Indian Foreign Minister Salman Khurshid, in a recent interview with Voice of Russia, observed that Russia could become a major partner in construction of the TAPI pipeline connecting Turkmenistan to India via Afghanistan and Pakistan. “All Russian gas now goes to Europe,” Khurshid said. “Why not send it to South Asia?”
Supplying gas through Pakistan and Afghanistan could spur industrial development in those countries, which, in the case of Afghanistan, ought to be a real breakthrough into the 21st century. A sizable portion of the Afghan population is in the business of producing opium and heroin to meet the needs of drug addicts the world over. The U.S. Army Expeditionary Forces control the territory of Afghanistan. Building a gas pipeline through opium poppy fields might seem to Washington to be a vain and pointless enterprise, depriving Afghan workers of their livelihoods.
It is a pity that the White House does not adhere to the strategy of “divide and rule” as it is commonly portrayed in the media. It is more attracted by opportunities to play dirty tricks wherever possible.

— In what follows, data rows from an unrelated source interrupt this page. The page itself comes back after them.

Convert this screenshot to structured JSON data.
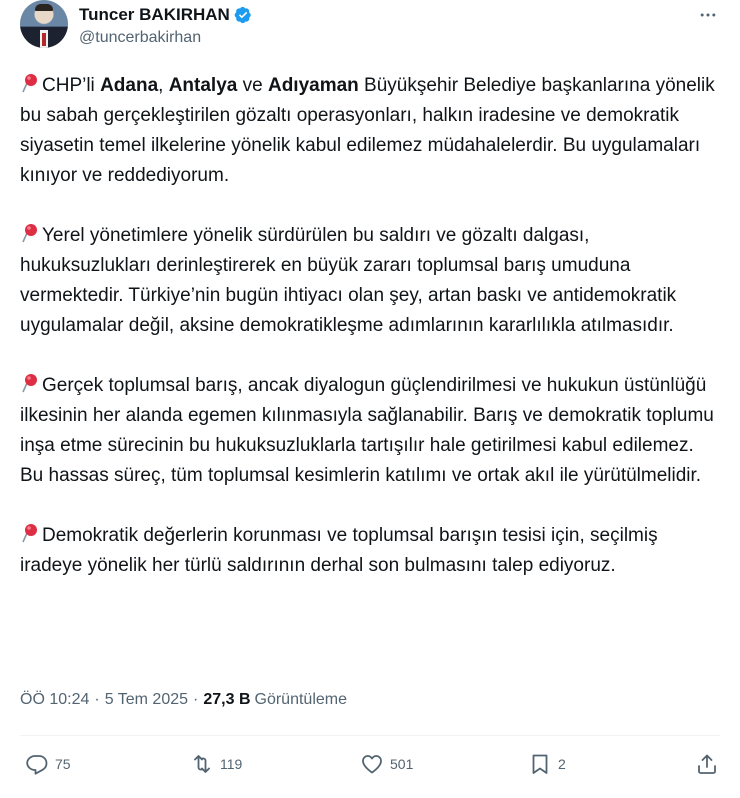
{
  "author": {
    "display_name": "Tuncer BAKIRHAN",
    "handle": "@tuncerbakirhan",
    "verified": true,
    "accent_color": "#1d9bf0"
  },
  "icons": {
    "pin": "round-pushpin-emoji",
    "more": "more-horizontal-icon",
    "reply": "reply-icon",
    "retweet": "retweet-icon",
    "like": "heart-icon",
    "bookmark": "bookmark-icon",
    "share": "share-icon"
  },
  "body": {
    "p1": {
      "t1": "CHP’li ",
      "b1": "Adana",
      "t2": ", ",
      "b2": "Antalya",
      "t3": " ve ",
      "b3": "Adıyaman",
      "t4": " Büyükşehir Belediye başkanlarına yönelik bu sabah gerçekleştirilen gözaltı operasyonları, halkın iradesine ve demokratik siyasetin temel ilkelerine yönelik kabul edilemez müdahalelerdir. Bu uygulamaları kınıyor ve reddediyorum."
    },
    "p2": "Yerel yönetimlere yönelik sürdürülen bu saldırı ve gözaltı dalgası, hukuksuzlukları derinleştirerek en büyük zararı toplumsal barış umuduna vermektedir. Türkiye’nin bugün ihtiyacı olan şey, artan baskı ve antidemokratik uygulamalar değil, aksine demokratikleşme adımlarının kararlılıkla atılmasıdır.",
    "p3": "Gerçek toplumsal barış, ancak diyalogun güçlendirilmesi ve hukukun üstünlüğü ilkesinin her alanda egemen kılınmasıyla sağlanabilir. Barış ve demokratik toplumu inşa etme sürecinin bu hukuksuzluklarla tartışılır hale getirilmesi kabul edilemez. Bu hassas süreç, tüm toplumsal kesimlerin katılımı ve ortak akıl ile yürütülmelidir.",
    "p4": "Demokratik değerlerin korunması ve toplumsal barışın tesisi için, seçilmiş iradeye yönelik her türlü saldırının derhal son bulmasını talep ediyoruz."
  },
  "meta": {
    "time": "ÖÖ 10:24",
    "separator": "·",
    "date": "5 Tem 2025",
    "views_count": "27,3 B",
    "views_label": "Görüntüleme"
  },
  "actions": {
    "replies": "75",
    "retweets": "119",
    "likes": "501",
    "bookmarks": "2"
  }
}
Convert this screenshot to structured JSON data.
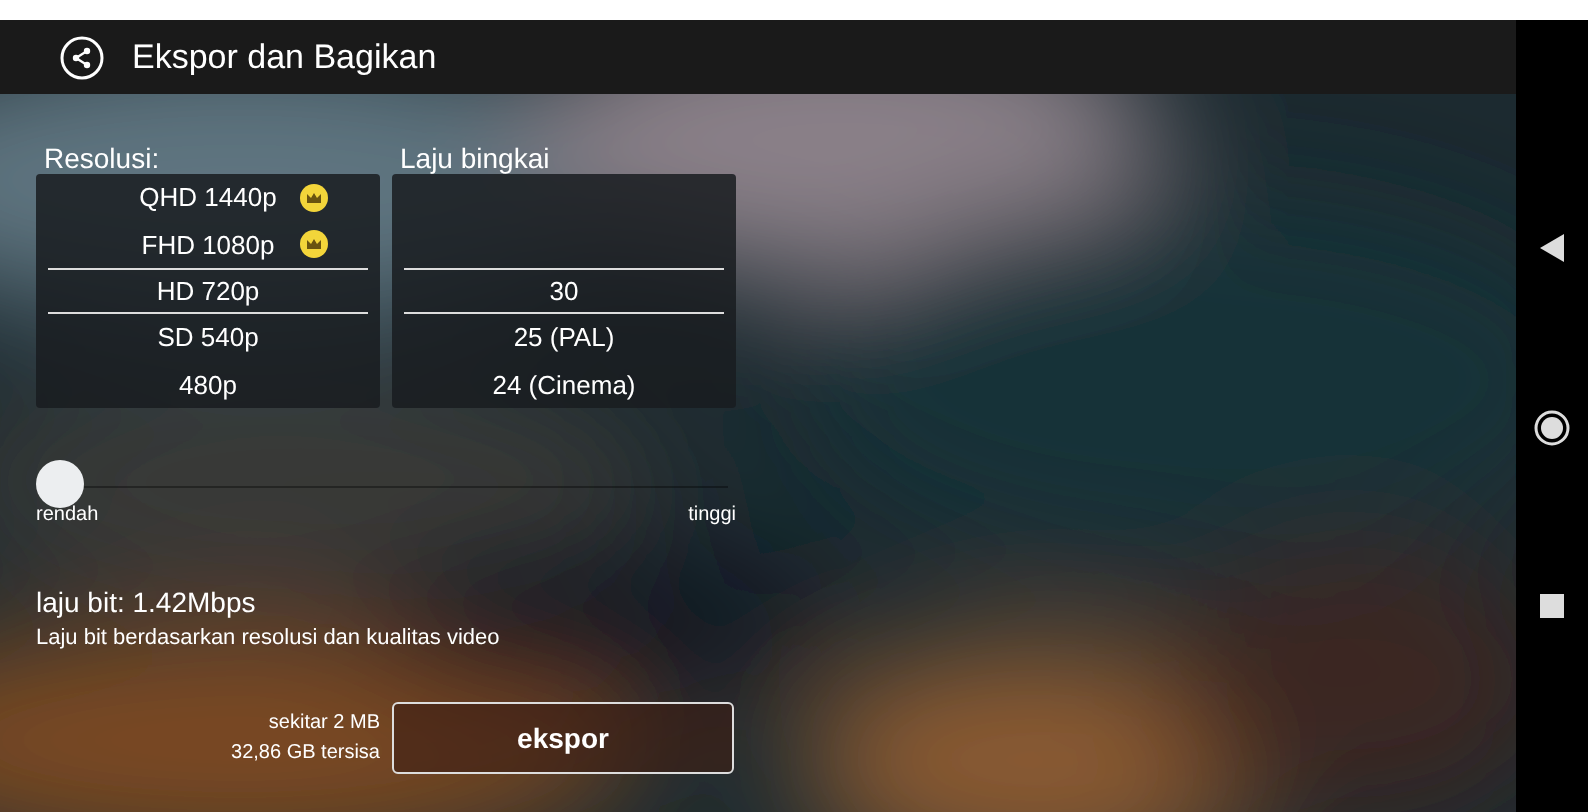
{
  "header": {
    "title": "Ekspor dan Bagikan"
  },
  "resolution": {
    "label": "Resolusi:",
    "items": [
      {
        "text": "QHD 1440p",
        "premium": true,
        "selected": false
      },
      {
        "text": "FHD 1080p",
        "premium": true,
        "selected": false
      },
      {
        "text": "HD 720p",
        "premium": false,
        "selected": true
      },
      {
        "text": "SD 540p",
        "premium": false,
        "selected": false
      },
      {
        "text": "480p",
        "premium": false,
        "selected": false
      }
    ]
  },
  "frame_rate": {
    "label": "Laju bingkai",
    "items": [
      {
        "text": "30",
        "selected": true
      },
      {
        "text": "25 (PAL)",
        "selected": false
      },
      {
        "text": "24 (Cinema)",
        "selected": false
      }
    ]
  },
  "quality": {
    "level": 0,
    "low_label": "rendah",
    "high_label": "tinggi"
  },
  "bitrate": {
    "value": "laju bit: 1.42Mbps",
    "description": "Laju bit berdasarkan resolusi dan kualitas video"
  },
  "size": {
    "estimate": "sekitar 2 MB",
    "free_space": "32,86 GB tersisa"
  },
  "export_button": "ekspor"
}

As for relations between India and China, they are not simple and are weighed down by burdens of the recent past: border conflicts, support for Tibetan separatists and other unfortunate misunderstandings. These must be addressed. This requires political will, and that is something the governments of India and China have. Both sides are focused on cooperation, and that is the main thing.
According to People’s Daily, during Singh’s visit to China, the parties agreed to strengthen cooperation in establishing an economic corridor that will connect China, India, Bangladesh and Myanmar; undertaking projects in the realm of railway cooperation; and creating industrial parks. This project will also enable China to bypass the Strait of Malacca and facilitate access to the Persian Gulf.
In summary, the conclusion to be reached is this: China continues to strengthen its economic, political and, most importantly, geopolitical position thanks to its burgeoning relations with Russia, India and other countries. In addition, the Chinese government is obviously concerned about the sharp rise in aggressiveness by Washington of late, and it is taking all precautions to bolster the country’s security. Too bad for the United States that it is experiencing major financial difficulties and can only try to resolve them on other countries’ dime.
Konstantin Penzev, writer, historian and columnist for the online magazine “New Eastern Outlook”.